Between 1976 and 2012, the program also funded the major parties’ presidential nominating conventions and provided partial convention funding to qualified minor parties. In 2014, legislation was enacted to end public funding of conventions.
Primary matching funds
Only candidates seeking nomination by a political party to the office of President are eligible to receive primary matching funds. A presidential candidate must establish eligibility by showing broad-based public support. He or she must raise more than $5,000 in each of at least 20 states (i.e., over $100,000). Although an individual may contribute up to $2,700 to a primary candidate, only a maximum of $250 of each individual’s contribution is counted in determining whether a candidate has met the $5,000 threshold in each state. This means that a candidate must receive contributions from a minimum of 20 contributors in each of at least 20 states in order to establish eligibility for primary matching funds.
Presidential candidates also must agree to:
- Limit campaign spending for all primary elections combined to $10 million plus a cost-of-living adjustment (COLA). This national spending limit was $48.07 million in 2016.
- Limit campaign spending in each state to $200,000 plus COLA, or to a specified amount based on the number of voting age individuals in the state (plus COLA), whichever is greater. In 2016, state limits ranged from $961,400 in Wyoming to $23,092,100 in California.
- Limit spending from personal funds to $50,000.
The campaign finance law exempts the payment of some expenses from the spending limits. Certain fundraising expenses (up to 20 percent of the expenditure limit) and legal and accounting expenses incurred solely to ensure the campaign's compliance with the law do not count against the expenditure limits.

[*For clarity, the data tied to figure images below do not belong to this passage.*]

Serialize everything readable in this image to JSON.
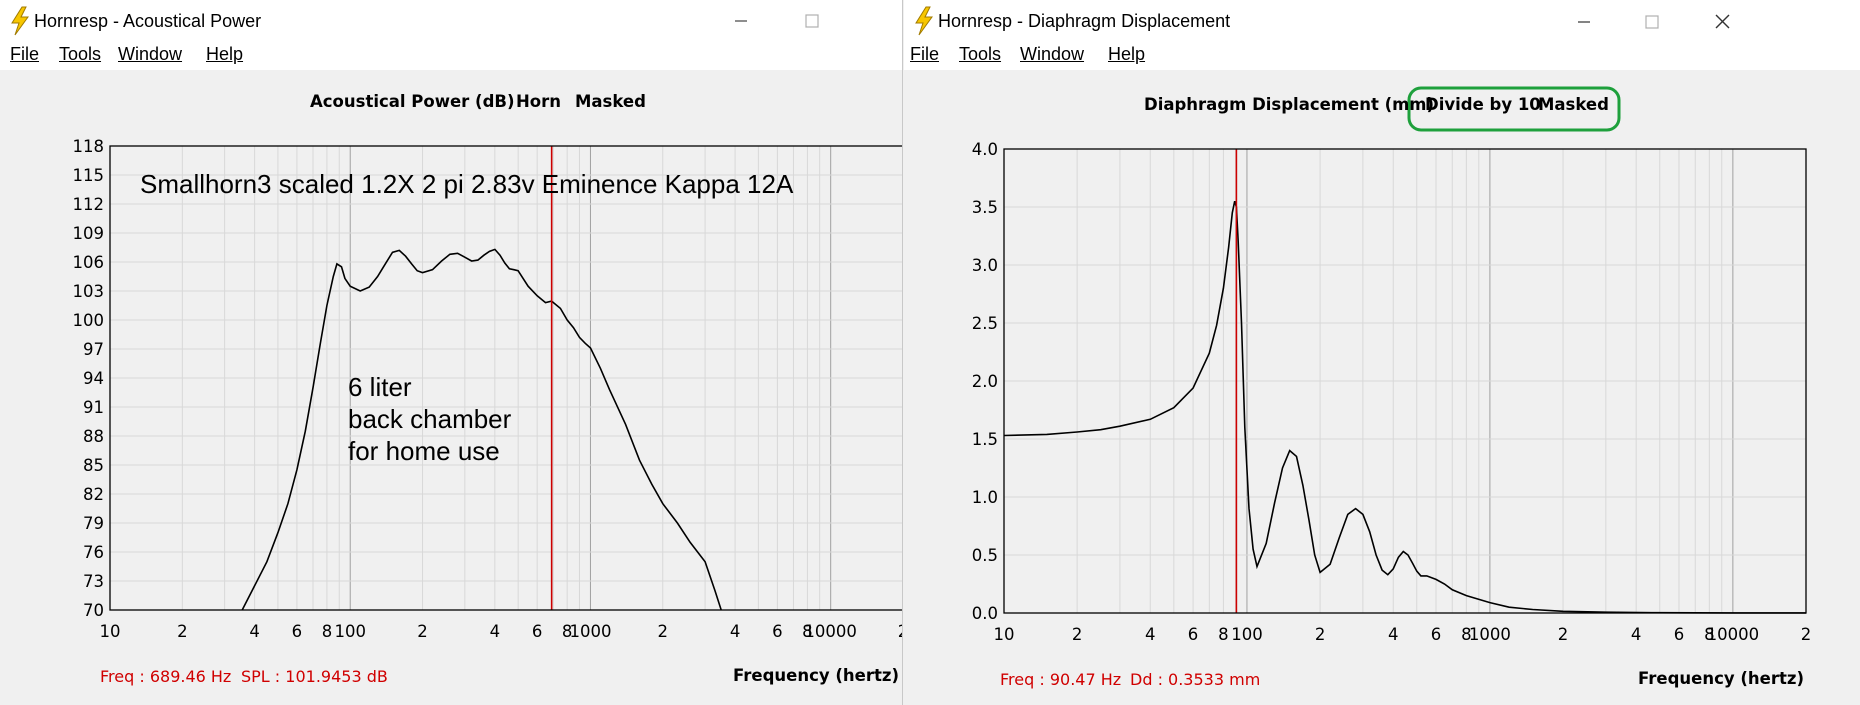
{
  "windows": [
    {
      "title": "Hornresp - Acoustical Power",
      "menu": [
        "File",
        "Tools",
        "Window",
        "Help"
      ],
      "chart_data": {
        "type": "line",
        "title_parts": [
          "Acoustical Power (dB)",
          "Horn",
          "Masked"
        ],
        "xlabel": "Frequency (hertz)",
        "ylabel": "Acoustical Power (dB)",
        "xscale": "log",
        "xlim": [
          10,
          20000
        ],
        "ylim": [
          70,
          118
        ],
        "yticks": [
          "118",
          "115",
          "112",
          "109",
          "106",
          "103",
          "100",
          "97",
          "94",
          "91",
          "88",
          "85",
          "82",
          "79",
          "76",
          "73",
          "70"
        ],
        "xtick_labels": [
          {
            "f": 10,
            "label": "10"
          },
          {
            "f": 20,
            "label": "2"
          },
          {
            "f": 40,
            "label": "4"
          },
          {
            "f": 60,
            "label": "6"
          },
          {
            "f": 80,
            "label": "8"
          },
          {
            "f": 100,
            "label": "100"
          },
          {
            "f": 200,
            "label": "2"
          },
          {
            "f": 400,
            "label": "4"
          },
          {
            "f": 600,
            "label": "6"
          },
          {
            "f": 800,
            "label": "8"
          },
          {
            "f": 1000,
            "label": "1000"
          },
          {
            "f": 2000,
            "label": "2"
          },
          {
            "f": 4000,
            "label": "4"
          },
          {
            "f": 6000,
            "label": "6"
          },
          {
            "f": 8000,
            "label": "8"
          },
          {
            "f": 10000,
            "label": "10000"
          },
          {
            "f": 20000,
            "label": "2"
          }
        ],
        "marker_freq": 689.46,
        "annotations": [
          "Smallhorn3 scaled 1.2X 2 pi 2.83v  Eminence Kappa 12A",
          "6 liter",
          "back chamber",
          "for home use"
        ],
        "status_freq": "Freq : 689.46 Hz",
        "status_value": "SPL : 101.9453 dB",
        "series": [
          {
            "x": [
              35.5,
              40,
              45,
              50,
              55,
              60,
              65,
              70,
              75,
              80,
              85,
              88,
              92,
              95,
              100,
              110,
              120,
              130,
              140,
              150,
              160,
              170,
              180,
              190,
              200,
              220,
              240,
              260,
              280,
              300,
              320,
              340,
              360,
              380,
              400,
              420,
              440,
              460,
              480,
              500,
              550,
              600,
              650,
              689,
              750,
              800,
              850,
              900,
              950,
              1000,
              1100,
              1200,
              1400,
              1600,
              1800,
              2000,
              2300,
              2600,
              3000,
              3300,
              3500
            ],
            "y": [
              70,
              72.5,
              75,
              78,
              81,
              84.5,
              88.5,
              93,
              97.5,
              101.5,
              104.5,
              105.8,
              105.5,
              104.3,
              103.5,
              103,
              103.4,
              104.5,
              105.8,
              107,
              107.2,
              106.6,
              105.8,
              105.1,
              104.9,
              105.2,
              106.1,
              106.8,
              106.9,
              106.5,
              106.1,
              106.2,
              106.7,
              107.1,
              107.3,
              106.7,
              105.9,
              105.3,
              105.2,
              105.1,
              103.5,
              102.5,
              101.8,
              101.95,
              101.2,
              100,
              99.2,
              98.2,
              97.6,
              97.1,
              95,
              92.8,
              89.2,
              85.5,
              83,
              81,
              79,
              77,
              75,
              72,
              70
            ]
          }
        ]
      }
    },
    {
      "title": "Hornresp - Diaphragm Displacement",
      "menu": [
        "File",
        "Tools",
        "Window",
        "Help"
      ],
      "chart_data": {
        "type": "line",
        "title_parts": [
          "Diaphragm Displacement (mm)",
          "Divide by 10",
          "Masked"
        ],
        "title_highlight_color": "#1ea03c",
        "xlabel": "Frequency (hertz)",
        "ylabel": "Diaphragm Displacement (mm)",
        "xscale": "log",
        "xlim": [
          10,
          20000
        ],
        "ylim": [
          0,
          4
        ],
        "yticks": [
          "4.0",
          "3.5",
          "3.0",
          "2.5",
          "2.0",
          "1.5",
          "1.0",
          "0.5",
          "0.0"
        ],
        "xtick_labels": [
          {
            "f": 10,
            "label": "10"
          },
          {
            "f": 20,
            "label": "2"
          },
          {
            "f": 40,
            "label": "4"
          },
          {
            "f": 60,
            "label": "6"
          },
          {
            "f": 80,
            "label": "8"
          },
          {
            "f": 100,
            "label": "100"
          },
          {
            "f": 200,
            "label": "2"
          },
          {
            "f": 400,
            "label": "4"
          },
          {
            "f": 600,
            "label": "6"
          },
          {
            "f": 800,
            "label": "8"
          },
          {
            "f": 1000,
            "label": "1000"
          },
          {
            "f": 2000,
            "label": "2"
          },
          {
            "f": 4000,
            "label": "4"
          },
          {
            "f": 6000,
            "label": "6"
          },
          {
            "f": 8000,
            "label": "8"
          },
          {
            "f": 10000,
            "label": "10000"
          },
          {
            "f": 20000,
            "label": "2"
          }
        ],
        "marker_freq": 90.47,
        "status_freq": "Freq : 90.47 Hz",
        "status_value": "Dd : 0.3533 mm",
        "series": [
          {
            "x": [
              10,
              15,
              20,
              25,
              30,
              40,
              50,
              60,
              70,
              75,
              80,
              84,
              87,
              89,
              90.5,
              92,
              95,
              98,
              102,
              106,
              110,
              120,
              130,
              140,
              150,
              160,
              170,
              180,
              190,
              200,
              220,
              240,
              260,
              280,
              300,
              320,
              340,
              360,
              380,
              400,
              420,
              440,
              460,
              480,
              500,
              520,
              550,
              600,
              650,
              700,
              800,
              1000,
              1200,
              1500,
              2000,
              3000,
              5000,
              10000,
              20000
            ],
            "y": [
              1.53,
              1.54,
              1.56,
              1.58,
              1.61,
              1.67,
              1.77,
              1.94,
              2.24,
              2.48,
              2.8,
              3.15,
              3.45,
              3.55,
              3.5,
              3.2,
              2.5,
              1.6,
              0.9,
              0.55,
              0.4,
              0.6,
              0.95,
              1.25,
              1.4,
              1.35,
              1.1,
              0.8,
              0.5,
              0.35,
              0.42,
              0.65,
              0.85,
              0.9,
              0.85,
              0.7,
              0.5,
              0.37,
              0.33,
              0.38,
              0.48,
              0.53,
              0.5,
              0.43,
              0.36,
              0.32,
              0.32,
              0.29,
              0.25,
              0.2,
              0.15,
              0.09,
              0.05,
              0.03,
              0.015,
              0.007,
              0.003,
              0.001,
              0.0005
            ]
          }
        ]
      }
    }
  ]
}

Even if they no longer campaign actively in primary elections, candidates may continue to request public funds to pay off campaign debts until the first Monday of March of the year following an election. However, to qualify for matching funds, contributions must be deposited in the campaign account by December 31 of the election year. Eligible candidates may receive public funds equaling up to half of the national spending limit for the primary campaign.
General election funds
Public funding for major party presidential nominees in the general election takes the form of a grant of $20 million plus the COLA. To be eligible to receive public funds, the presidential nominee of a major party must agree to limit spending to the amount of the grant and may not accept private contributions for the campaign. Candidates may spend an additional $50,000 from their own personal funds, which does not count against the expenditure limit. In 1976, each major party nominee received $21.8 million. By 2008 (the last year a major party candidate chose to accept a general election grant), that amount had grown to $84.1 million. (In 2016, the general election grant would have been $96.14 million.)

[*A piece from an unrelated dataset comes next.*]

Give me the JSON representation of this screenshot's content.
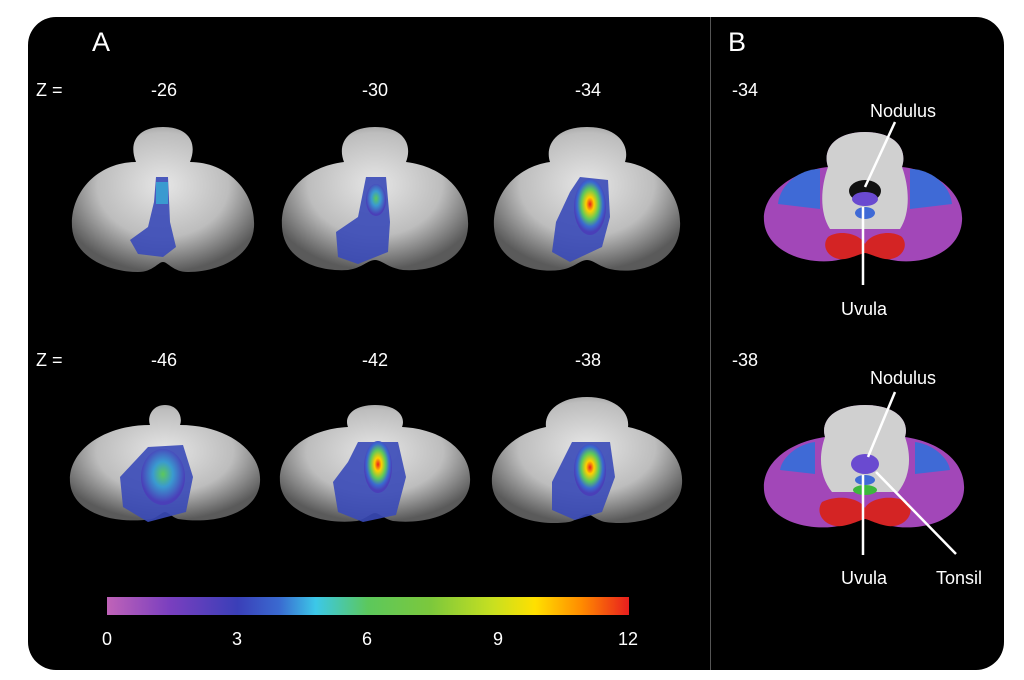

Minor party candidates and new party candidates may become eligible for partial public funding of their general election campaigns. A minor party candidate is the nominee of a party whose candidate received between five and 25 percent of the total popular vote in the preceding presidential election. The amount of public funding to which a minor party candidate is entitled is based on the ratio of the party's popular vote in the preceding presidential election to the average popular vote of the two major party candidates in that election. A new party candidate receives partial public funding after the election if he or she receives five percent or more of the vote. The entitlement is based on the ratio of the new party candidate's popular vote in the current election to the average popular vote of the two major party candidates in the election.
The $3 tax checkoff
Once the FEC determines that a candidate has met the eligibility requirements, it certifies the amount of public funds to which the candidate is entitled. The U.S. Treasury then makes the payments using funds from the $3 tax checkoff.
The 1040 federal income tax form asks taxpayers whether they'd like to designate $3 of their taxes paid to the Presidential Election Campaign Fund. When taxpayers check "yes," three of their tax dollars are placed in the Fund. Checking the "yes" box does not increase the amount of tax that taxpayers owe, nor does it decrease any refund to which they are entitled. The tax checkoff is the sole source of funds for the public funding program.
The FEC audits all campaigns that receive public funds for either the primary or general election. Candidates may owe a repayment to the Treasury if they used public funds to defray non-campaign related expenses, exceeded the expenditure limits, maintained a surplus of public funds, or received more public funds than they were entitled to receive.